Em 2000 essa característica passou a ser incluída entre os novos eixos prioritários do governo chinês com o plano de Alta Tecnologia Marítima, que propõe a expansão exponencial do poderio da marinha do Exército Popular de Libertação (M-APL).
Desse ponto de vista, rompendo com um discurso histórico que permaneceu ideologizado ao longo de décadas por obra do Partido Comunista Chinês (PCC), a série Daguo Juequi revela o pragmatismo extrovertido de uma potência em pleno desenvolvimento, dedicada a influir de maneira “harmoniosa” e “pacífica” (duas palavras-chaves da nova política oficial) nas relações internacionais. Abrir a China para o mundo e, sobretudo, o mundo para a China, tal parece ser o credo da nação liderada por Hu Jintao.

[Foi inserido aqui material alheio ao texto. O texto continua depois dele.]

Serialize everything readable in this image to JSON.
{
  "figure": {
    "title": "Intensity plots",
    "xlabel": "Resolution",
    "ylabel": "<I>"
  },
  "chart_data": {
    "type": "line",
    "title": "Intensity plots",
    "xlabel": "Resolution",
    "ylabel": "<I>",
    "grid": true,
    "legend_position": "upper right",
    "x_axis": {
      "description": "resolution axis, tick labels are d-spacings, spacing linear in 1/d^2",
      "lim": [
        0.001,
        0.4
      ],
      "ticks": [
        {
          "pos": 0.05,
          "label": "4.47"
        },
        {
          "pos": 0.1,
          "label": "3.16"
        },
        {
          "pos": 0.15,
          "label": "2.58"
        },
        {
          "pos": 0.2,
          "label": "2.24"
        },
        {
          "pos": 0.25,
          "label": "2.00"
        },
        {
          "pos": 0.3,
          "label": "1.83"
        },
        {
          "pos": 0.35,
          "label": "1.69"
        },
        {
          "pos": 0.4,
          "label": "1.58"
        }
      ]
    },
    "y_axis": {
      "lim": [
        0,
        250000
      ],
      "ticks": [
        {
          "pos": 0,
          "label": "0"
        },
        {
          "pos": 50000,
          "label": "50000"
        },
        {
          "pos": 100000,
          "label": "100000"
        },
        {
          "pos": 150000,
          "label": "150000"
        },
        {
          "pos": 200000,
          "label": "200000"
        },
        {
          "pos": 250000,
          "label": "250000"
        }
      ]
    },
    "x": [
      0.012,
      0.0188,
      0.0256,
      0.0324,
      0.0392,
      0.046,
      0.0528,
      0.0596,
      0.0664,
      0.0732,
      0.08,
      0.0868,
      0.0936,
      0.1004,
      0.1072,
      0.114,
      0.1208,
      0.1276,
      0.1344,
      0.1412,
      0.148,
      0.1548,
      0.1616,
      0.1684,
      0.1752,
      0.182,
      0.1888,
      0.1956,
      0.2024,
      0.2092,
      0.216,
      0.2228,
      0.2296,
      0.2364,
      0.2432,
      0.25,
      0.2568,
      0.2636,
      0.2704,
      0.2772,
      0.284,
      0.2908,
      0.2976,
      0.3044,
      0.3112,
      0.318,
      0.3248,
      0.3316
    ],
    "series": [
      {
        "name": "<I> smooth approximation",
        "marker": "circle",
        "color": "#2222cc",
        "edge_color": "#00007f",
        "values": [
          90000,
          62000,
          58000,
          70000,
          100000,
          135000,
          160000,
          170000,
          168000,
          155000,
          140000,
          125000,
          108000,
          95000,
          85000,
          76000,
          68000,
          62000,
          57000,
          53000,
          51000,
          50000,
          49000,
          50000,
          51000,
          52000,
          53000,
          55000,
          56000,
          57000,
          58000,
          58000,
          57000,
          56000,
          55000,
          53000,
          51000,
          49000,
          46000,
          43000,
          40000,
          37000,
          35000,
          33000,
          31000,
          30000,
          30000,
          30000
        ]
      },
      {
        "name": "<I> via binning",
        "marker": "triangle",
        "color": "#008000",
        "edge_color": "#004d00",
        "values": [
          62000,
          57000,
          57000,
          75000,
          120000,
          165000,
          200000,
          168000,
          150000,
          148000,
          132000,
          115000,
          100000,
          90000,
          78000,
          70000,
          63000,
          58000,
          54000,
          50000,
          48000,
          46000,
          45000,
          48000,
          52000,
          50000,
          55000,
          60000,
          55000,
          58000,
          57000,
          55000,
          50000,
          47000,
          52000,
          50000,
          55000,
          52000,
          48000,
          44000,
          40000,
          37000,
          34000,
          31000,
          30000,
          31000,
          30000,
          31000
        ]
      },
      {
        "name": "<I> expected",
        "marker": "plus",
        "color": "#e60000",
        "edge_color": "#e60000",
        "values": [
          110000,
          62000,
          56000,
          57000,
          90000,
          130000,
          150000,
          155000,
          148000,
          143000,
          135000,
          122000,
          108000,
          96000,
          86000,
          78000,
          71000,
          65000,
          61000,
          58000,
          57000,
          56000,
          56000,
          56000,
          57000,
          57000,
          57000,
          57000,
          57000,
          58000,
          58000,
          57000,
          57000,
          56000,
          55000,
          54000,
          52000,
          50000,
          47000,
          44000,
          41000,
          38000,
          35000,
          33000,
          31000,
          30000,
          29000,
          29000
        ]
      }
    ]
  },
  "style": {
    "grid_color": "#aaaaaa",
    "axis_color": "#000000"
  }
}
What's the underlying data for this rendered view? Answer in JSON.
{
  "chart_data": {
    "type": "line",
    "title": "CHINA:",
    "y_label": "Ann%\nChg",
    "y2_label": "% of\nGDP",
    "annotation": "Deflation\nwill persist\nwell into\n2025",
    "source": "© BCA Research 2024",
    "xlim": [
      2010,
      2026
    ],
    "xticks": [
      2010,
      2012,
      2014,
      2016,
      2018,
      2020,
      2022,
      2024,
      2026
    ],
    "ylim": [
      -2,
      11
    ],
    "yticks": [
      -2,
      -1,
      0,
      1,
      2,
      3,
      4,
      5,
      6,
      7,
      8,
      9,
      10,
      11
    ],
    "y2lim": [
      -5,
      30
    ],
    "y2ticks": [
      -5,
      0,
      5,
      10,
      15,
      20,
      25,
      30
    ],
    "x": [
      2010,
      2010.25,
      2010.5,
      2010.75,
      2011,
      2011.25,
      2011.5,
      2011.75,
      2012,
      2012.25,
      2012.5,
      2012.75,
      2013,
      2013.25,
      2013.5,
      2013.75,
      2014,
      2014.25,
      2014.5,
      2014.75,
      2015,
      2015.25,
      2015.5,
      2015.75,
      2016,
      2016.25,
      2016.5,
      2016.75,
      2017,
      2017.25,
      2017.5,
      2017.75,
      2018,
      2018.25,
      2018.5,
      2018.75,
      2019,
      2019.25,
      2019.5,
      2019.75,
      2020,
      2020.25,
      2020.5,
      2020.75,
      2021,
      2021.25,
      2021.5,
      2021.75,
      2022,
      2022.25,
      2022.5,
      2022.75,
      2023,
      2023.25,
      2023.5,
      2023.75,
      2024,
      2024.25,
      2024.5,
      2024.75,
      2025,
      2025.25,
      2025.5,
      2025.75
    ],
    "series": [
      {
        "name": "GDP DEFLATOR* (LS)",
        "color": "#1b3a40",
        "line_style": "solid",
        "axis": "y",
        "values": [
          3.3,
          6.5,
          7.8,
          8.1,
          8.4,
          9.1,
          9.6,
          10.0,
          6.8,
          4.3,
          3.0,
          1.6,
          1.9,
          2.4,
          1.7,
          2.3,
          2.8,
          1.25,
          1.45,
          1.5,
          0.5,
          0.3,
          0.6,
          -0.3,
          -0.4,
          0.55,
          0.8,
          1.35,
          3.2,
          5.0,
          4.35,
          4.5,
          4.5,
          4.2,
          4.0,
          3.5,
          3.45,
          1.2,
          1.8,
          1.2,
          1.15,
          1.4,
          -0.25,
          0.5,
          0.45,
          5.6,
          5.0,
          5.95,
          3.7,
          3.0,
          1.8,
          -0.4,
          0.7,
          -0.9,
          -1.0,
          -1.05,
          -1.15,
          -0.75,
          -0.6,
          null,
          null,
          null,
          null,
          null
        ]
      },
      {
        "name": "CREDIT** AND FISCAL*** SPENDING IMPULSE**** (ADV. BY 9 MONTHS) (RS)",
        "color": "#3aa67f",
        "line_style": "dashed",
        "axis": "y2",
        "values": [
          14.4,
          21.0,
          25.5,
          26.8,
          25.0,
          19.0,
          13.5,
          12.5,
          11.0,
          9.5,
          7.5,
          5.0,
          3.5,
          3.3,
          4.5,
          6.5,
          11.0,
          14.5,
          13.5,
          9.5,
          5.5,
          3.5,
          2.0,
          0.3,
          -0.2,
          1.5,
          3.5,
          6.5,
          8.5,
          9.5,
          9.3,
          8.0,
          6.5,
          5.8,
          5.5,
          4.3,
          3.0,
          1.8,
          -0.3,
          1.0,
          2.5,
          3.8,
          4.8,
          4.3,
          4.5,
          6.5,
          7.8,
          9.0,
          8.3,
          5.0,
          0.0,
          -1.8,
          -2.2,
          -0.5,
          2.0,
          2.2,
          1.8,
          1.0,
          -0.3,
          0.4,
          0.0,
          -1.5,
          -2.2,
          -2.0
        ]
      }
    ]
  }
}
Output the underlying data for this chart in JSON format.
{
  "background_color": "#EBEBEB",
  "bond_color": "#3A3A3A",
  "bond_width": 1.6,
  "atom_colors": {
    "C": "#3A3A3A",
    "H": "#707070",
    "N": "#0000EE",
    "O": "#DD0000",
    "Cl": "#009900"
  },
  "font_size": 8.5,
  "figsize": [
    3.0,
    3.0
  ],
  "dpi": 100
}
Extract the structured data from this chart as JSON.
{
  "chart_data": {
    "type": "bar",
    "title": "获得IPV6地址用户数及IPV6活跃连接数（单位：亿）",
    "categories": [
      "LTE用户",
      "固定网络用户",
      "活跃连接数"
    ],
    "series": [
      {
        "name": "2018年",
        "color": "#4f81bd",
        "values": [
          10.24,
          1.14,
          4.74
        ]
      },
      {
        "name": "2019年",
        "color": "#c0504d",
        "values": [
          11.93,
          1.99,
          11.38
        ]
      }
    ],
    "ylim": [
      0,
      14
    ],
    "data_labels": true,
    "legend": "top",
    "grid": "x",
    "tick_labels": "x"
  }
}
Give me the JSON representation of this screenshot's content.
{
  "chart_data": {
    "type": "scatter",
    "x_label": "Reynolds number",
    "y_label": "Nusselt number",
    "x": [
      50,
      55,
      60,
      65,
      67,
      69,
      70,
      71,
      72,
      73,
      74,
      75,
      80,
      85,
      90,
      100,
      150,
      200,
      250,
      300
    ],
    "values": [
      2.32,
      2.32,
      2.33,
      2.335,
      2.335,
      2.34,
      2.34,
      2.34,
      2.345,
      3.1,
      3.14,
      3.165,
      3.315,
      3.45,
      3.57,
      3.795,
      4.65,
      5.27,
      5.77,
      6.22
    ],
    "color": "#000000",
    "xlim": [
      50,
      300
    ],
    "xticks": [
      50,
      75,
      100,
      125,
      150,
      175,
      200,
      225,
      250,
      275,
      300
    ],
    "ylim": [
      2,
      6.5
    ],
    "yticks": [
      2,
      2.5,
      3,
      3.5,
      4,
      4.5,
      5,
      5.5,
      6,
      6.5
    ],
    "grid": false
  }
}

Controle dos corredores marítimos
Em 2007, empenhando esforços de diplomacia naval sem precedente, os navios chineses não apenas efetuaram visitas oficiais a portos franceses, australianos, japoneses, russos, cingapurenses, espanhóis e americanos, como participaram de manobras internacionais de luta contra a pirataria marítima, que está recrudescendo.
A ambição que visa priorizar o “soft power” deve ser colocada numa perspectiva que leva em conta o cenário regional e expressa duas estratégias centrais. A primeira diz respeito às reivindicações territoriais sobre Taiwan e, de maneira mais ampla, sobre o perímetro das águas territoriais chinesas, que define a Zona Econômica Exclusiva (ZEE). Da satisfação dessas pretensões depende o livre acesso aos vastos espaços oceânicos do Pacífico e aos corredores marítimos do Sudeste Asiático, para além da península indochinesa. A segunda é a proteção das rotas marítimas de abastecimento em hidrocarbonetos de um país que se tornou o segundo maior importador mundial de petróleo.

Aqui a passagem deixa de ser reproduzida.